El segundo mecanismo explica cuándo. Existe una alineación casi perfecta entre las inundaciones y las sequías. Cuando el sistema climático global entra en una fase determinada —regida por ENSO—, se activan casi al mismo tiempo eventos extremos en múltiples continentes. Un ejemplo ocurre durante La Niña, cuando se sincronizan lluvias intensas en el norte y noreste de Sudamérica y Australia, el sur de Asia y partes de Norteamérica.

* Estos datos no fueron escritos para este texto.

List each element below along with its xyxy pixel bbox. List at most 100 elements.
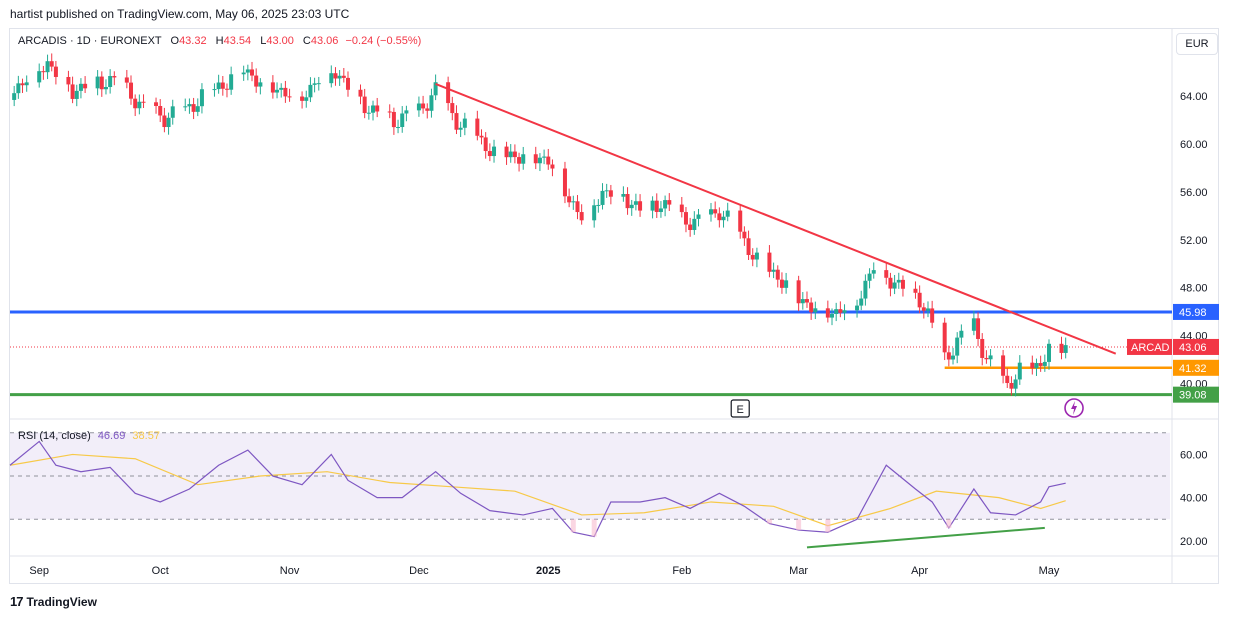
- candle-body: [183, 106, 188, 108]
- candle-body: [930, 308, 935, 323]
- candle-body: [133, 98, 138, 109]
- currency-button[interactable]: EUR: [1176, 33, 1218, 55]
- candle-body: [479, 135, 484, 138]
- candle-body: [312, 83, 317, 85]
- candle-body: [917, 292, 922, 308]
- rsi-title: RSI (14, close): [18, 430, 91, 442]
- candle-body: [74, 90, 79, 99]
- candle-body: [270, 82, 275, 93]
- candle-body: [362, 96, 367, 114]
- lightning-bolt-icon: [1071, 401, 1078, 415]
- candle-body: [112, 76, 117, 78]
- candle-body: [483, 137, 488, 152]
- candle-body: [83, 83, 88, 89]
- price-levels: [10, 310, 1172, 397]
- candle-body: [1030, 362, 1035, 369]
- candle-body: [337, 75, 342, 79]
- candle-body: [191, 104, 196, 112]
- open-label: O: [170, 35, 180, 47]
- symbol-tag: [1127, 338, 1172, 355]
- candle-body: [1038, 363, 1043, 366]
- candle-body: [329, 73, 334, 84]
- candle-body: [842, 310, 847, 313]
- rsi-tick-label: 20.00: [1180, 536, 1208, 548]
- candle-body: [600, 190, 605, 205]
- candle-body: [942, 322, 947, 353]
- candle-body: [654, 200, 659, 212]
- candle-body: [1001, 355, 1006, 376]
- candle-body: [300, 96, 305, 101]
- candle-body: [333, 73, 338, 79]
- candle-body: [508, 151, 513, 158]
- candle-body: [462, 118, 467, 128]
- candle-body: [1059, 343, 1064, 353]
- candle-body: [124, 77, 129, 83]
- rsi-tick-label: 40.00: [1180, 493, 1208, 505]
- overlays: E: [435, 83, 1117, 549]
- close-value: 43.06: [310, 35, 339, 47]
- candle-body: [429, 95, 434, 111]
- price-grid: [9, 28, 1219, 584]
- candle-body: [784, 280, 789, 288]
- candle-body: [804, 299, 809, 303]
- time-tick-label: 2025: [536, 565, 560, 577]
- candle-body: [20, 83, 25, 86]
- candle-body: [692, 218, 697, 230]
- candle-body: [709, 209, 714, 215]
- rsi-pane: [9, 432, 1170, 538]
- candle-body: [988, 355, 993, 360]
- high-value: 43.54: [223, 35, 252, 47]
- candle-body: [533, 154, 538, 164]
- candle-body: [679, 204, 684, 213]
- candle-body: [70, 84, 75, 99]
- symbol-tag-label: ARCAD: [1131, 342, 1170, 354]
- candle-body: [154, 102, 159, 107]
- candle-body: [425, 108, 430, 111]
- candle-body: [41, 71, 46, 73]
- candle-body: [375, 105, 380, 112]
- symbol-legend[interactable]: ARCADIS · 1D · EURONEXT O43.32 H43.54 L4…: [18, 35, 421, 47]
- rsi-legend[interactable]: RSI (14, close) 46.69 38.57: [18, 430, 160, 442]
- candle-body: [688, 224, 693, 230]
- candle-body: [796, 280, 801, 304]
- candle-body: [621, 194, 626, 197]
- candle-body: [24, 82, 29, 86]
- candle-body: [592, 205, 597, 221]
- candle-body: [446, 82, 451, 104]
- candle-body: [579, 212, 584, 221]
- candle-body: [421, 103, 426, 109]
- candle-body: [404, 110, 409, 114]
- candle-body: [575, 201, 580, 213]
- candle-body: [170, 106, 175, 118]
- candle-body: [809, 302, 814, 313]
- candle-body: [721, 216, 726, 221]
- candle-body: [387, 111, 392, 113]
- candle-body: [537, 157, 542, 164]
- candle-body: [1005, 375, 1010, 384]
- candle-body: [16, 83, 21, 94]
- candle-body: [946, 352, 951, 360]
- candle-body: [287, 96, 292, 98]
- candle-body: [141, 101, 146, 103]
- candle-body: [750, 254, 755, 260]
- candle-body: [1017, 362, 1022, 380]
- candle-body: [984, 357, 989, 360]
- candle-body: [725, 210, 730, 217]
- candle-body: [283, 87, 288, 97]
- candle-body: [884, 270, 889, 278]
- candle-body: [487, 151, 492, 157]
- footer-brand[interactable]: 17 TradingView: [10, 594, 97, 609]
- candle-body: [492, 146, 497, 157]
- candle-body: [108, 76, 113, 88]
- candle-body: [717, 213, 722, 221]
- candle-body: [199, 89, 204, 107]
- candle-body: [896, 279, 901, 283]
- candle-body: [596, 204, 601, 206]
- candle-body: [12, 93, 17, 100]
- candle-body: [1063, 345, 1068, 353]
- candle-body: [925, 308, 930, 311]
- candle-body: [1046, 343, 1051, 362]
- candle-body: [955, 337, 960, 356]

El tercer mecanismo se relaciona con el ritmo propio de ENSO. En su ciclo más conocido, de 2 a 3 años, La Niña suele amplificar y sincronizar los extremos húmedos en distintas partes del mundo (excepto en parte de Sudamérica donde provoca sequías), que además son más intensos —casi el doble que las sequías— debido a la gran cantidad de energía disponible en la atmósfera, capaz de sostener precipitaciones persistentes y voluminosas.

El Niño, en cambio, tiende a profundizar los extremos secos en parte del mundo: menos intensos en promedio, pero con capacidad de extenderse sobre áreas mucho más amplias.

Un cambio de fondo en los extremos hídricos

Más allá de estos ciclos relativamente rápidos, se ha producido un cambio estructural en el sistema climático global. Entre 2011 y 2012 se observa un punto de inflexión: antes de ese periodo predominaban los extremos húmedos; después, los extremos secos se volvieron más frecuentes. Este cambio no responde al ciclo típico de El Niño de 2 a 3 años, sino a un patrón de ENSO de baja frecuencia, con una duración de entre 6 y 10 años.

Anomalías extremas en el almacenamiento de agua en todo el mundo, detectadas por los satélites GRACE y GRAC-FO entre 2002 y 2024. Crédito: Ashraf Rateb.
Anomalías extremas en el almacenamiento de agua en todo el mundo, detectadas por los satélites GRACE y GRAC-FO entre 2002 y 2024. Crédito: Ashraf Rateb.

Esto nos deja una idea clave: no basta con saber si estamos en El Niño o La Niña, también importa cómo está “calibrado” el clima del planeta en general. En un mundo que se está calentando, estos grandes patrones climáticos funcionan como organizadores de los extremos. Pueden hacer que sequías e inundaciones se activen al mismo tiempo en distintas regiones, casi como si el planeta apretara varios botones a la vez.

Por eso, entender cómo se coordinan estos fenómenos es fundamental para anticipar riesgos, planificar el uso del agua y prepararnos mejor. El desafío del futuro no será solo enfrentar eventos más intensos, sino también eventos extremos que ocurren de forma simultánea a escala global.

Referencia de la noticia

Rateb, A., Scanlon, B. R., Pokhrel, Y., & Sun, A. (2025). Dynamics and Couplings of Terrestrial Water Storage Extremes From GRACE and GRACE-FO Missions During 2002–2024. AGU Advances, 6(6).